A liderança do PCC reavaliou a situação econômica e Zhou Enlai apresentou um relatório ao Quarto Congresso Nacional do Povo em janeiro de 1975. Ali formulou a famosa política das “quatro modernizações”: agricultura, indústria, defesa, ciência e tecnologia. Em 1976, quando Mao e Zhou partiram, já estavam construídas as bases para um país autossuficiente. A China continental tinha (1) força de trabalho muito grande e saudável, com educação básica; (2) vasto conjunto de empresas industriais em todos os setores; (3) infraestrutura, energia, comunicação necessárias para maior crescimento econômico; (4) economia sobre a qual a dívida externa era extremamente baixa (2,99% da renda nacional bruta em 1981).

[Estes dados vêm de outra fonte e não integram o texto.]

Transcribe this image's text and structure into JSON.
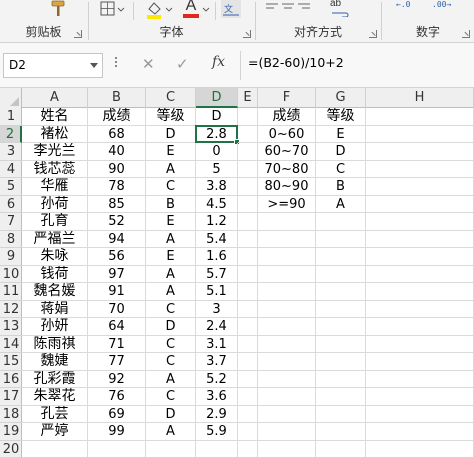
{
  "ribbon": {
    "groups": [
      {
        "label": "剪贴板"
      },
      {
        "label": "字体"
      },
      {
        "label": "对齐方式"
      },
      {
        "label": "数字"
      }
    ],
    "font_color_letter": "A",
    "wrap_label": "ab",
    "decimal_more": "←.0",
    "decimal_less": ".00→"
  },
  "formula_bar": {
    "name_box": "D2",
    "cancel_symbol": "✕",
    "enter_symbol": "✓",
    "fx_label": "fx",
    "formula": "=(B2-60)/10+2"
  },
  "grid": {
    "columns": [
      "A",
      "B",
      "C",
      "D",
      "E",
      "F",
      "G",
      "H"
    ],
    "rows": [
      "1",
      "2",
      "3",
      "4",
      "5",
      "6",
      "7",
      "8",
      "9",
      "10",
      "11",
      "12",
      "13",
      "14",
      "15",
      "16",
      "17",
      "18",
      "19",
      "20"
    ],
    "active_cell": "D2",
    "data": [
      [
        "姓名",
        "成绩",
        "等级",
        "D",
        "",
        "成绩",
        "等级",
        ""
      ],
      [
        "褚松",
        "68",
        "D",
        "2.8",
        "",
        "0~60",
        "E",
        ""
      ],
      [
        "李光兰",
        "40",
        "E",
        "0",
        "",
        "60~70",
        "D",
        ""
      ],
      [
        "钱芯蕊",
        "90",
        "A",
        "5",
        "",
        "70~80",
        "C",
        ""
      ],
      [
        "华雁",
        "78",
        "C",
        "3.8",
        "",
        "80~90",
        "B",
        ""
      ],
      [
        "孙荷",
        "85",
        "B",
        "4.5",
        "",
        ">=90",
        "A",
        ""
      ],
      [
        "孔育",
        "52",
        "E",
        "1.2",
        "",
        "",
        "",
        ""
      ],
      [
        "严福兰",
        "94",
        "A",
        "5.4",
        "",
        "",
        "",
        ""
      ],
      [
        "朱咏",
        "56",
        "E",
        "1.6",
        "",
        "",
        "",
        ""
      ],
      [
        "钱荷",
        "97",
        "A",
        "5.7",
        "",
        "",
        "",
        ""
      ],
      [
        "魏名媛",
        "91",
        "A",
        "5.1",
        "",
        "",
        "",
        ""
      ],
      [
        "蒋娟",
        "70",
        "C",
        "3",
        "",
        "",
        "",
        ""
      ],
      [
        "孙妍",
        "64",
        "D",
        "2.4",
        "",
        "",
        "",
        ""
      ],
      [
        "陈雨祺",
        "71",
        "C",
        "3.1",
        "",
        "",
        "",
        ""
      ],
      [
        "魏婕",
        "77",
        "C",
        "3.7",
        "",
        "",
        "",
        ""
      ],
      [
        "孔彩霞",
        "92",
        "A",
        "5.2",
        "",
        "",
        "",
        ""
      ],
      [
        "朱翠花",
        "76",
        "C",
        "3.6",
        "",
        "",
        "",
        ""
      ],
      [
        "孔芸",
        "69",
        "D",
        "2.9",
        "",
        "",
        "",
        ""
      ],
      [
        "严婷",
        "99",
        "A",
        "5.9",
        "",
        "",
        "",
        ""
      ],
      [
        "",
        "",
        "",
        "",
        "",
        "",
        "",
        ""
      ]
    ]
  },
  "colors": {
    "accent_green": "#217346",
    "font_color_red": "#e0281e",
    "fill_yellow": "#ffe800"
  }
}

Indicadores socioeconômicos

Exceto três interlúdios – o Grande Salto Adiante (1958-60), a Revolução Cultural Proletária (1966-69) e a luta política pós-Mao (1976-78) – diferentes setores da economia chinesa (agricultura, mineração, manufatura) experimentaram crescimento saudável, embora com considerável dificuldade despertada por mudanças frequentes nas políticas. Economistas estimam que, durante o período de 1952 a 1978, o PIB real per capita da China cresceu a uma robusta taxa média anual de 4%; a participação industrial do PIB aumentou de 20,9% em 1952, para 47,9% em 1978 (conforme o Bureau Nacional de Estatísticas da China); a produtividade da mão de obra industrial cresceu 236,7% e o crescimento da produtividade da mão de obra agrícola foi de apenas 25,5% no mesmo período; a fração da força de trabalho na agricultura caiu de 83%, para 75%; e o valor adicionado produzido na agricultura caiu de 78% em 1953, para 30% em 1977; o consumo das famílias cresceu apenas 2,3% ao ano; os preços de varejo para bens de consumo cresceram à taxa média de 0,6% ao ano. A expectativa de vida ao nascer cresceu de 43,5 anos em 1960, para 66,5 anos em 1978, segundo dados do Banco Mundial.

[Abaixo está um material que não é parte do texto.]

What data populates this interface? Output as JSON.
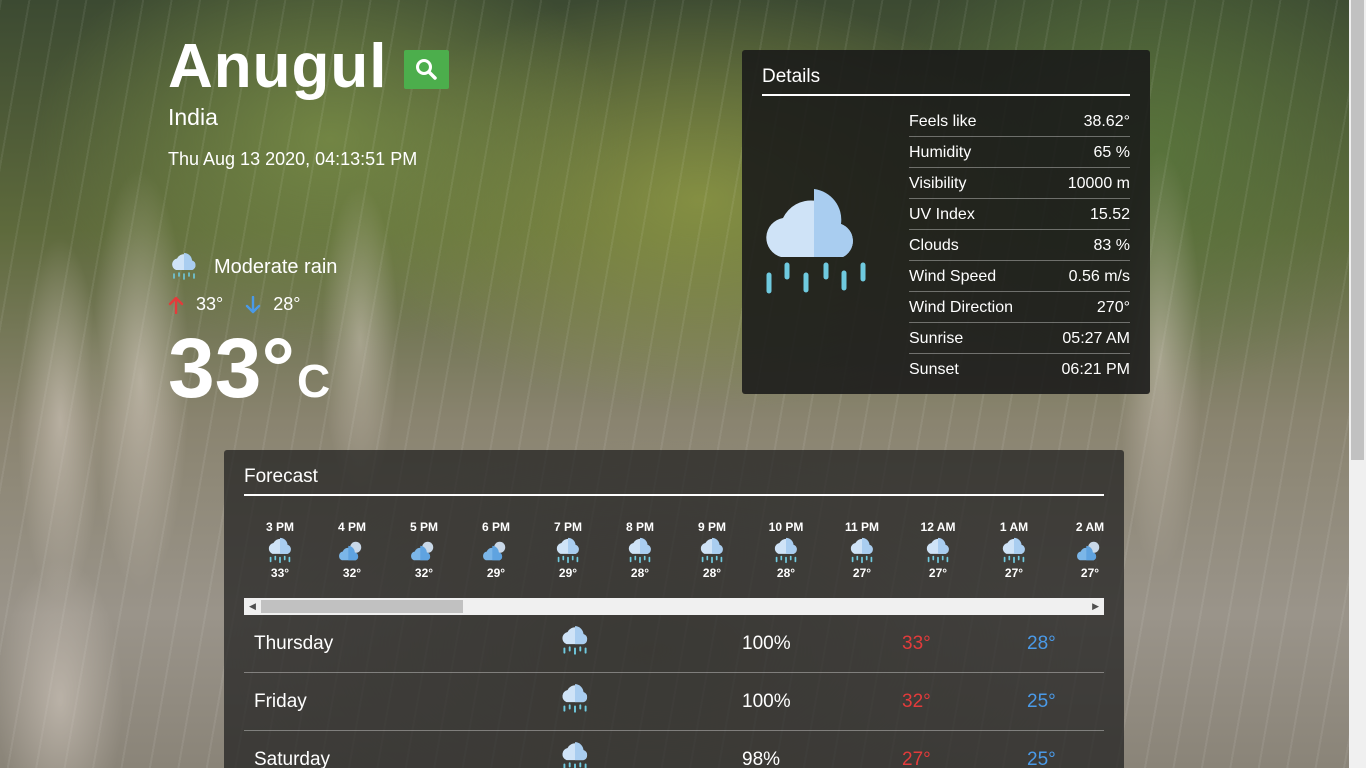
{
  "location": {
    "city": "Anugul",
    "country": "India",
    "datetime": "Thu Aug 13 2020, 04:13:51 PM"
  },
  "current": {
    "condition": "Moderate rain",
    "condition_icon": "rain-cloud-icon",
    "max": "33°",
    "min": "28°",
    "temp": "33°",
    "unit": "C"
  },
  "details": {
    "title": "Details",
    "icon": "rain-cloud-icon",
    "rows": [
      {
        "label": "Feels like",
        "value": "38.62°"
      },
      {
        "label": "Humidity",
        "value": "65 %"
      },
      {
        "label": "Visibility",
        "value": "10000 m"
      },
      {
        "label": "UV Index",
        "value": "15.52"
      },
      {
        "label": "Clouds",
        "value": "83 %"
      },
      {
        "label": "Wind Speed",
        "value": "0.56 m/s"
      },
      {
        "label": "Wind Direction",
        "value": "270°"
      },
      {
        "label": "Sunrise",
        "value": "05:27 AM"
      },
      {
        "label": "Sunset",
        "value": "06:21 PM"
      }
    ]
  },
  "forecast": {
    "title": "Forecast",
    "hourly": [
      {
        "time": "3 PM",
        "temp": "33°",
        "icon": "rain-cloud-icon"
      },
      {
        "time": "4 PM",
        "temp": "32°",
        "icon": "partly-cloudy-icon"
      },
      {
        "time": "5 PM",
        "temp": "32°",
        "icon": "partly-cloudy-icon"
      },
      {
        "time": "6 PM",
        "temp": "29°",
        "icon": "partly-cloudy-icon"
      },
      {
        "time": "7 PM",
        "temp": "29°",
        "icon": "rain-cloud-icon"
      },
      {
        "time": "8 PM",
        "temp": "28°",
        "icon": "rain-cloud-icon"
      },
      {
        "time": "9 PM",
        "temp": "28°",
        "icon": "rain-cloud-icon"
      },
      {
        "time": "10 PM",
        "temp": "28°",
        "icon": "rain-cloud-icon"
      },
      {
        "time": "11 PM",
        "temp": "27°",
        "icon": "rain-cloud-icon"
      },
      {
        "time": "12 AM",
        "temp": "27°",
        "icon": "rain-cloud-icon"
      },
      {
        "time": "1 AM",
        "temp": "27°",
        "icon": "rain-cloud-icon"
      },
      {
        "time": "2 AM",
        "temp": "27°",
        "icon": "partly-cloudy-icon"
      }
    ],
    "daily": [
      {
        "day": "Thursday",
        "precip": "100%",
        "high": "33°",
        "low": "28°",
        "icon": "rain-cloud-icon"
      },
      {
        "day": "Friday",
        "precip": "100%",
        "high": "32°",
        "low": "25°",
        "icon": "rain-cloud-icon"
      },
      {
        "day": "Saturday",
        "precip": "98%",
        "high": "27°",
        "low": "25°",
        "icon": "rain-cloud-icon"
      }
    ]
  },
  "colors": {
    "search_button": "#4cae4c",
    "high_temp": "#e33b3b",
    "low_temp": "#4a9ae8"
  }
}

Observações significativas sobre a china de Mao

1. Pelo mesmo caminho que a União Soviética seguiu, de 1949 em diante, a China passou a implementar um modo de produção que era essencialmente “capitalismo de Estado”. A União Soviética como Estado era proprietária dos meios de produção e da “mercadoria” (que por definição está integrada com o valor de troca, ou seja, o “preço” no “mercado”) que eram produzidos. Seguindo um modelo semelhante, a China criou uma nova economia que também girava em torno da produção de mercadorias pelas empresas estatais, da produção agrícola pelas comunas estatais e da acumulação de capital pelo Estado (mediante a extração de excedentes da agricultura rural e da indústria leve). Na União Soviética e na China, os ideólogos chamaram a isso “mercadoria socialista”, embora o “socialismo” não possa, por teoria, acomodar a produção de “mercadoria”, que se refere inerentemente ao “mercado”.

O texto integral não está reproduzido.